During installation if the user chooses to partition with disk druid they are only able to create 16 partitions the 17th partition will refuse to be allocated but the error is `allocation successful' If the user chooses to use fdisk to create the partitions and creates > 16 partitions on an IDE disk then when the installer runs disk druid to configure the mountpoints it will fail with an error `unable to read partition table on /dev/hda, not enough resources' this bug prevents installation of Redhat GNU/Linux on a disk with > 16 partitions. The Linux kernel supports 63 partitions on IDE HDDs and so all utilities in redhat linux should support that many partitions as well.

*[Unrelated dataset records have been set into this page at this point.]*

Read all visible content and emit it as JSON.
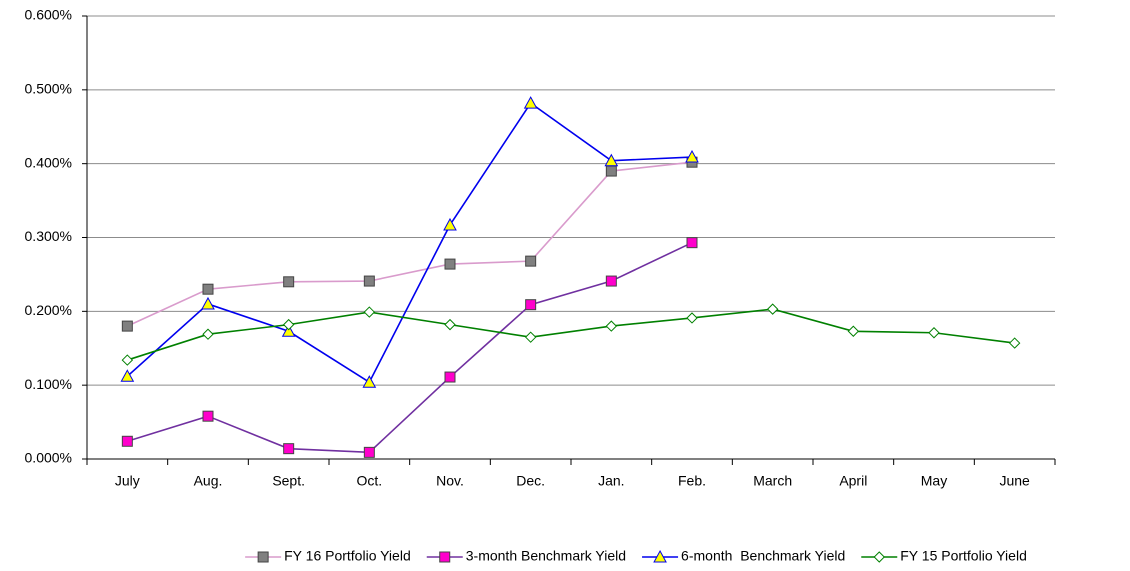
{
  "chart_data": {
    "type": "line",
    "categories": [
      "July",
      "Aug.",
      "Sept.",
      "Oct.",
      "Nov.",
      "Dec.",
      "Jan.",
      "Feb.",
      "March",
      "April",
      "May",
      "June"
    ],
    "ylim": [
      0,
      0.6
    ],
    "yticks": [
      {
        "value": 0,
        "label": "0.000%"
      },
      {
        "value": 0.1,
        "label": "0.100%"
      },
      {
        "value": 0.2,
        "label": "0.200%"
      },
      {
        "value": 0.3,
        "label": "0.300%"
      },
      {
        "value": 0.4,
        "label": "0.400%"
      },
      {
        "value": 0.5,
        "label": "0.500%"
      },
      {
        "value": 0.6,
        "label": "0.600%"
      }
    ],
    "grid": true,
    "legend": "bottom",
    "series": [
      {
        "name": "FY 16 Portfolio Yield",
        "color": "#d99bcc",
        "marker": "square",
        "marker_color": "#808080",
        "values": [
          0.18,
          0.23,
          0.24,
          0.241,
          0.264,
          0.268,
          0.39,
          0.402,
          null,
          null,
          null,
          null
        ]
      },
      {
        "name": "3-month Benchmark Yield",
        "color": "#7030a0",
        "marker": "square",
        "marker_color": "#ff00cc",
        "values": [
          0.024,
          0.058,
          0.014,
          0.009,
          0.111,
          0.209,
          0.241,
          0.293,
          null,
          null,
          null,
          null
        ]
      },
      {
        "name": "6-month  Benchmark Yield",
        "color": "#0000ee",
        "marker": "triangle",
        "marker_color": "#ffff00",
        "values": [
          0.112,
          0.21,
          0.173,
          0.104,
          0.317,
          0.482,
          0.404,
          0.409,
          null,
          null,
          null,
          null
        ]
      },
      {
        "name": "FY 15 Portfolio Yield",
        "color": "#008000",
        "marker": "diamond",
        "marker_color": "#ffffff",
        "values": [
          0.134,
          0.169,
          0.182,
          0.199,
          0.182,
          0.165,
          0.18,
          0.191,
          0.203,
          0.173,
          0.171,
          0.157
        ]
      }
    ]
  }
}
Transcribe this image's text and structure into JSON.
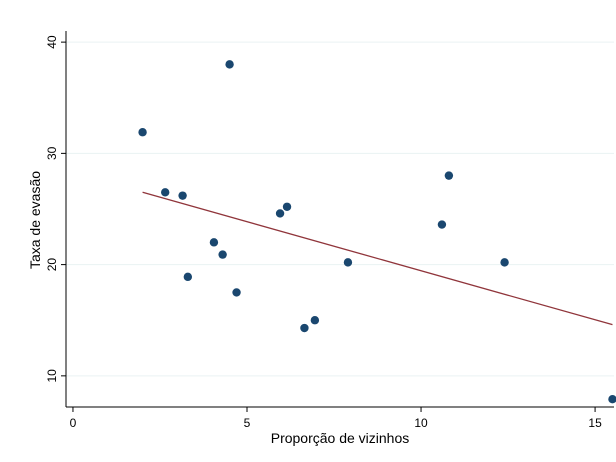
{
  "chart_data": {
    "type": "scatter",
    "xlabel": "Proporção de vizinhos",
    "ylabel": "Taxa de evasão",
    "xlim": [
      -0.2,
      15.4
    ],
    "ylim": [
      7.2,
      41
    ],
    "x_ticks": [
      0,
      5,
      10,
      15
    ],
    "y_ticks": [
      10,
      20,
      30,
      40
    ],
    "x_tick_labels": [
      "0",
      "5",
      "10",
      "15"
    ],
    "y_tick_labels": [
      "10",
      "20",
      "30",
      "40"
    ],
    "grid": "horizontal",
    "legend": "none",
    "points": [
      {
        "x": 2.0,
        "y": 31.9
      },
      {
        "x": 2.65,
        "y": 26.5
      },
      {
        "x": 3.15,
        "y": 26.2
      },
      {
        "x": 3.3,
        "y": 18.9
      },
      {
        "x": 4.05,
        "y": 22.0
      },
      {
        "x": 4.3,
        "y": 20.9
      },
      {
        "x": 4.5,
        "y": 38.0
      },
      {
        "x": 4.7,
        "y": 17.5
      },
      {
        "x": 5.95,
        "y": 24.6
      },
      {
        "x": 6.15,
        "y": 25.2
      },
      {
        "x": 6.65,
        "y": 14.3
      },
      {
        "x": 6.95,
        "y": 15.0
      },
      {
        "x": 7.9,
        "y": 20.2
      },
      {
        "x": 10.6,
        "y": 23.6
      },
      {
        "x": 10.8,
        "y": 28.0
      },
      {
        "x": 12.4,
        "y": 20.2
      },
      {
        "x": 15.5,
        "y": 7.9
      }
    ],
    "fit_line": {
      "x": [
        2.0,
        15.5
      ],
      "y": [
        26.5,
        14.6
      ]
    },
    "colors": {
      "points": "#1a476f",
      "fit_line": "#90353b",
      "grid": "#eaf2f3",
      "axis": "#000000"
    }
  }
}
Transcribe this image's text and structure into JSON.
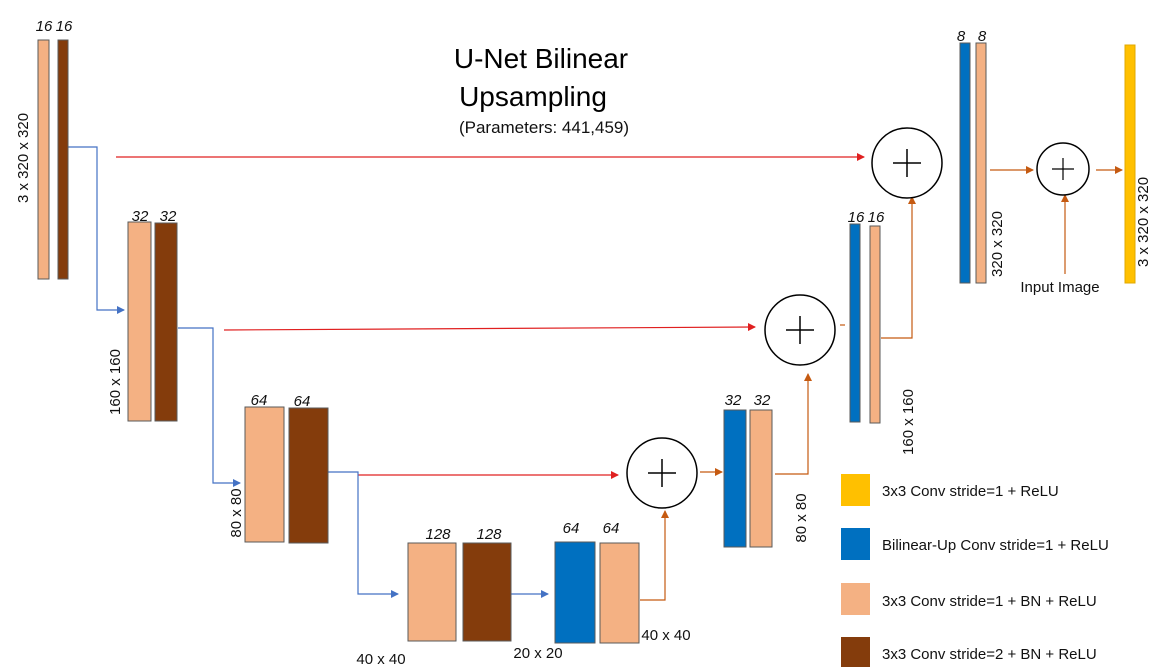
{
  "title": {
    "line1": "U-Net Bilinear",
    "line2": "Upsampling",
    "params": "(Parameters: 441,459)"
  },
  "colors": {
    "conv_bn_relu": "#F4B183",
    "conv_stride2": "#843C0C",
    "bilinear_up": "#0070C0",
    "final_conv": "#FFC000",
    "skip_arrow": "#E02020",
    "down_arrow": "#4472C4",
    "up_arrow": "#C55A11"
  },
  "encoder": {
    "level1": {
      "channels_a": "16",
      "channels_b": "16",
      "size": "3 x 320 x 320"
    },
    "level2": {
      "channels_a": "32",
      "channels_b": "32",
      "size": "160 x 160"
    },
    "level3": {
      "channels_a": "64",
      "channels_b": "64",
      "size": "80 x 80"
    },
    "level4": {
      "channels_a": "128",
      "channels_b": "128",
      "size": "40 x 40"
    }
  },
  "bottleneck": {
    "size": "20 x 20"
  },
  "decoder": {
    "level4": {
      "channels_a": "64",
      "channels_b": "64",
      "size": "40 x 40"
    },
    "level3": {
      "channels_a": "32",
      "channels_b": "32",
      "size": "80 x 80"
    },
    "level2": {
      "channels_a": "16",
      "channels_b": "16",
      "size": "160 x 160"
    },
    "level1": {
      "channels_a": "8",
      "channels_b": "8",
      "size": "320 x 320"
    }
  },
  "input_image_label": "Input Image",
  "output_size": "3 x 320 x 320",
  "add_symbol": "+",
  "legend": [
    {
      "label": "3x3 Conv stride=1 + ReLU",
      "color_key": "final_conv"
    },
    {
      "label": "Bilinear-Up Conv stride=1 + ReLU",
      "color_key": "bilinear_up"
    },
    {
      "label": "3x3 Conv stride=1 + BN + ReLU",
      "color_key": "conv_bn_relu"
    },
    {
      "label": "3x3 Conv stride=2 + BN + ReLU",
      "color_key": "conv_stride2"
    }
  ]
}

I have installed redhat GNU/Linux by creating the first 16 partitions and installing then rebooting and using fdisk to add the additional needed partitions. after this it is required to mknod the additional device files as redhat GNU/Linux only includes /dev/hd?1 though /dev/hd?16 after adding these partitions and ajusting /etc/fstab and moving the appropirate files back to the preferred partitions everything appears to function correctly, thus this appears to be an entirely artificial limitation imposed by disk druid and the lack of device files included in the dev package. note also that I tested Debian GNU/Linux and it has no problems with either using nor installing on disks with > 16 partitions and there is additionly no need for the admin to manually create the necessary device files.
Increasing this limit will be considered for future releases.
Limit increased to 64 partitions/drive.